Le palais de Roanne se situe un peu au nord de la cathédrale, en plein cœur de l'un des plus anciens quartiers de Lyon. Cet édifice, siège officiel de l'administration royale à Lyon, ressemble plus à une riche maison bourgeoise qu'à une demeure princière. Il abrite également le tribunal ainsi que des prisons. Sa Majesté François y reçoit tous les matins une cour réduite, le temps de son séjour en ville.

Quelques marches conduisent à des portes largement ouvertes. Une série de gardes à l'entrée filtrent le flot des visiteurs. Ils saluent ma tenue de parfait courtisan avec respect tandis que je pénètre dans le grand hall. Un petit homme rondouillet au crâne dégarni s'approche et s'incline dans un froufrou de soieries et de brocarts d'or, un gros livre de cuir sous le bras.
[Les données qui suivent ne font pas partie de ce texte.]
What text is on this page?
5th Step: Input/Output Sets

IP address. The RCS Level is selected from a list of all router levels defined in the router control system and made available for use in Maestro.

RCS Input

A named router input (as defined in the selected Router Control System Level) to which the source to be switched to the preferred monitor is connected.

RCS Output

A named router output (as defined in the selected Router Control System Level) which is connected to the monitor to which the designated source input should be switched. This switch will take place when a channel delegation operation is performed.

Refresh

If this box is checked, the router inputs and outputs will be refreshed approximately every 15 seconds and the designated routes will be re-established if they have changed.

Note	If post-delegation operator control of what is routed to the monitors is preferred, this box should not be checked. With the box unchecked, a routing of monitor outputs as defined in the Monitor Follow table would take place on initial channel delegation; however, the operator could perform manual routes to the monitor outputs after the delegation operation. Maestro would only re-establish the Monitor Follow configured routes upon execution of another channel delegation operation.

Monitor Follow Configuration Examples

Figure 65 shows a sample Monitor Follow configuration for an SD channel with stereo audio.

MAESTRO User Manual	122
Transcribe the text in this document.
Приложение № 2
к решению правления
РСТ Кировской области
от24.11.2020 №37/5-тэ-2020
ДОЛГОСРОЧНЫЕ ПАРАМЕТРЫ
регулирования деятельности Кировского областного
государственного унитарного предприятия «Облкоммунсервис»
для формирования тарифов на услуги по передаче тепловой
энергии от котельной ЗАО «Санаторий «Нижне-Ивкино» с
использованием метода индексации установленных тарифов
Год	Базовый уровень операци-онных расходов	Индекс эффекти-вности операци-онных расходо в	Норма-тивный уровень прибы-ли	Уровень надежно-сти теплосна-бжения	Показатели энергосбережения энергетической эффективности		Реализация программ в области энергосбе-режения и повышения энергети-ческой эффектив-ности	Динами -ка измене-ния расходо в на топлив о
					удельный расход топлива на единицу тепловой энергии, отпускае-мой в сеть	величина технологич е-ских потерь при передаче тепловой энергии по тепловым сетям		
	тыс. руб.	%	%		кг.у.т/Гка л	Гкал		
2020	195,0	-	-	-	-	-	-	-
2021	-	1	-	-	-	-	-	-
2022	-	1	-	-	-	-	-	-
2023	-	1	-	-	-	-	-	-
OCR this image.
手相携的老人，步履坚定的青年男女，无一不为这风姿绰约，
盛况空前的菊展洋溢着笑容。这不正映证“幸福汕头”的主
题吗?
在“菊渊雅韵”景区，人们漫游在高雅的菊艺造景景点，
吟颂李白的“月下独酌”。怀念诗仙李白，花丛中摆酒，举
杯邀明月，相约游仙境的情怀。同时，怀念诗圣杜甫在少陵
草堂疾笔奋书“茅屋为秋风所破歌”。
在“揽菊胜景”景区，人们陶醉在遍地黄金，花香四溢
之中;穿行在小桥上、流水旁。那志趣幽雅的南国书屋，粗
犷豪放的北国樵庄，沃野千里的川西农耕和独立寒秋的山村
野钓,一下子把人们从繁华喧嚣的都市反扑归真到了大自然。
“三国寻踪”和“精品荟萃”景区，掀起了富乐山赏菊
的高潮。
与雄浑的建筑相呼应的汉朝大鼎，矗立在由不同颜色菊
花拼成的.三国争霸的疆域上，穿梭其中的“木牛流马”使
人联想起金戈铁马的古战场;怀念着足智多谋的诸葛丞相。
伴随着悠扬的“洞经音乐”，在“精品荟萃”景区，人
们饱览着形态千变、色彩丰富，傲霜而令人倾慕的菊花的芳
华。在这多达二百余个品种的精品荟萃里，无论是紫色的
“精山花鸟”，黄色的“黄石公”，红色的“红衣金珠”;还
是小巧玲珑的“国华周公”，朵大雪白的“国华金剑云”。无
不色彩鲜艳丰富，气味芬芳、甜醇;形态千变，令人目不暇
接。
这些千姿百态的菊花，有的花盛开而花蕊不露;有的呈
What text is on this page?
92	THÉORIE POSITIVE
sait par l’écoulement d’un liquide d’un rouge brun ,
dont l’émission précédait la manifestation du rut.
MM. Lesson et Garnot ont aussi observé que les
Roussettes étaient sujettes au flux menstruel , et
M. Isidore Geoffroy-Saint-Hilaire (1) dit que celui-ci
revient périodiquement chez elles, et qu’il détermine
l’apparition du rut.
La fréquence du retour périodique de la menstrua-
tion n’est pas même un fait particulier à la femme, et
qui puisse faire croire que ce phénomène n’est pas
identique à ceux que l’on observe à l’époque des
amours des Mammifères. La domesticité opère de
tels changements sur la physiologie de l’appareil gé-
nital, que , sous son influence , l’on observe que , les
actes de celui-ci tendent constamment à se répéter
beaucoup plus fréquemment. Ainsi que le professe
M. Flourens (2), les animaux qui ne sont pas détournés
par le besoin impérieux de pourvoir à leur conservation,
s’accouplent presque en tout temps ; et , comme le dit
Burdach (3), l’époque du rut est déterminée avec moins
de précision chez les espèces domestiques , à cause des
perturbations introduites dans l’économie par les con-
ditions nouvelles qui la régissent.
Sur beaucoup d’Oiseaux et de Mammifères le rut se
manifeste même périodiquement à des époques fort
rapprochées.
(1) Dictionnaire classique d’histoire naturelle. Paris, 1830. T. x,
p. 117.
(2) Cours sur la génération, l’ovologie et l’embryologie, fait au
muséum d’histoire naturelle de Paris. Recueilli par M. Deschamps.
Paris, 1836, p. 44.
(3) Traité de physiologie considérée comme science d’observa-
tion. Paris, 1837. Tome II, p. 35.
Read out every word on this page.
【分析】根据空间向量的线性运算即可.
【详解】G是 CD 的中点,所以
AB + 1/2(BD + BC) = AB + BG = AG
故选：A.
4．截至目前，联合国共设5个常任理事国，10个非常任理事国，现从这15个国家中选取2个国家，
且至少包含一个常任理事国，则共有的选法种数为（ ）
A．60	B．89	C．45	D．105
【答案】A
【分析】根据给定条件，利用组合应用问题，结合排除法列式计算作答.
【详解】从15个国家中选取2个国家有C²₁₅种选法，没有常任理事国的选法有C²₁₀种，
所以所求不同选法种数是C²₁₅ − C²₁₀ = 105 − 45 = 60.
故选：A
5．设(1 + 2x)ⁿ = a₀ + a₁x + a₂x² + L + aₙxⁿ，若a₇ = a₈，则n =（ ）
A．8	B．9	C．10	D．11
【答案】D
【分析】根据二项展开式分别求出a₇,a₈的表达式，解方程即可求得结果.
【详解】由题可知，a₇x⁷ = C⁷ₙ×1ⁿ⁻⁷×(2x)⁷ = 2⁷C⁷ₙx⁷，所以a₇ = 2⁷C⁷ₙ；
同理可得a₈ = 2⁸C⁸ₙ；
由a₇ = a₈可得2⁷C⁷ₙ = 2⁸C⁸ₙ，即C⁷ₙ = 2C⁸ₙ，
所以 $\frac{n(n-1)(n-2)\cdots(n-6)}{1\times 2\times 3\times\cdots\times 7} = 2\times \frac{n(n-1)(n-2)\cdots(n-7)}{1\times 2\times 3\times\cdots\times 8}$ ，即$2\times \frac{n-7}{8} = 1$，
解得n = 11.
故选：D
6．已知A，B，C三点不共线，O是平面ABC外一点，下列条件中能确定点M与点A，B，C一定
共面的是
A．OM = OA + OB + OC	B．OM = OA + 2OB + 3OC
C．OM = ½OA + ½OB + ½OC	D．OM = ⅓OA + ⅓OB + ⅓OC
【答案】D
— Puis-je vous aider, jeune damoiseau ?

— J'accompagne Monsieur de Tréveray qui doit être déjà arrivé.

— Ah, vous devez être Messire Deschamps. Je vois. Messire de Tréveray pensait que vous ne viendriez pas.

— J'ai été malencontreusement retardé. Pouvez-vous l'informer de ma présence ou m'indiquer où je peux le trouver ?

— Vous pouvez le rejoindre dans le grand salon. Suivez-moi, je vous prie.

Il me conduit jusqu'à une double porte ouvragée. Le battant s'ouvre dans une fluidité irréprochable sous la traction d'un serviteur. Le secrétaire s'incline une nouvelle fois pour prendre congé et je pénètre dans une vaste pièce tendue de tapisseries solennelles.

Sur une mer de mosaïques, des îlots de nobles seigneurs, tous plus richement habillés les uns que les autres, discutent dans un murmure de voix affables. Certains sont vêtus à ma manière avec pourpoint, hauts-de-chausse, bottes souples et rapière au côté, mais d'autres arborent des tenues bien plus extravagantes tout en fraises, collerettes et dentelles. Quelques dames en robes satinées égayent l'assemblée de leurs présences élégantes. Mes très rares apparitions à la cour datent de fort longtemps et je découvre, ébaubi, les nouvelles modes.

Je cherche Guy du regard au milieu de cette débauche de richesse et aperçois sa haute silhouette en compagnie de cinq jeunes nobles tous armés de rapières. Parfaitement à son aise dans cet environnement doré, il rit de bon cœur à une plaisanterie. Les yeux fixés sur lui, un soupçon d'appréhension au ventre, je navigue sur ces eaux bruissantes en direction du groupe. Mon compagnon me tourne le dos et ne m'a pas encore vu.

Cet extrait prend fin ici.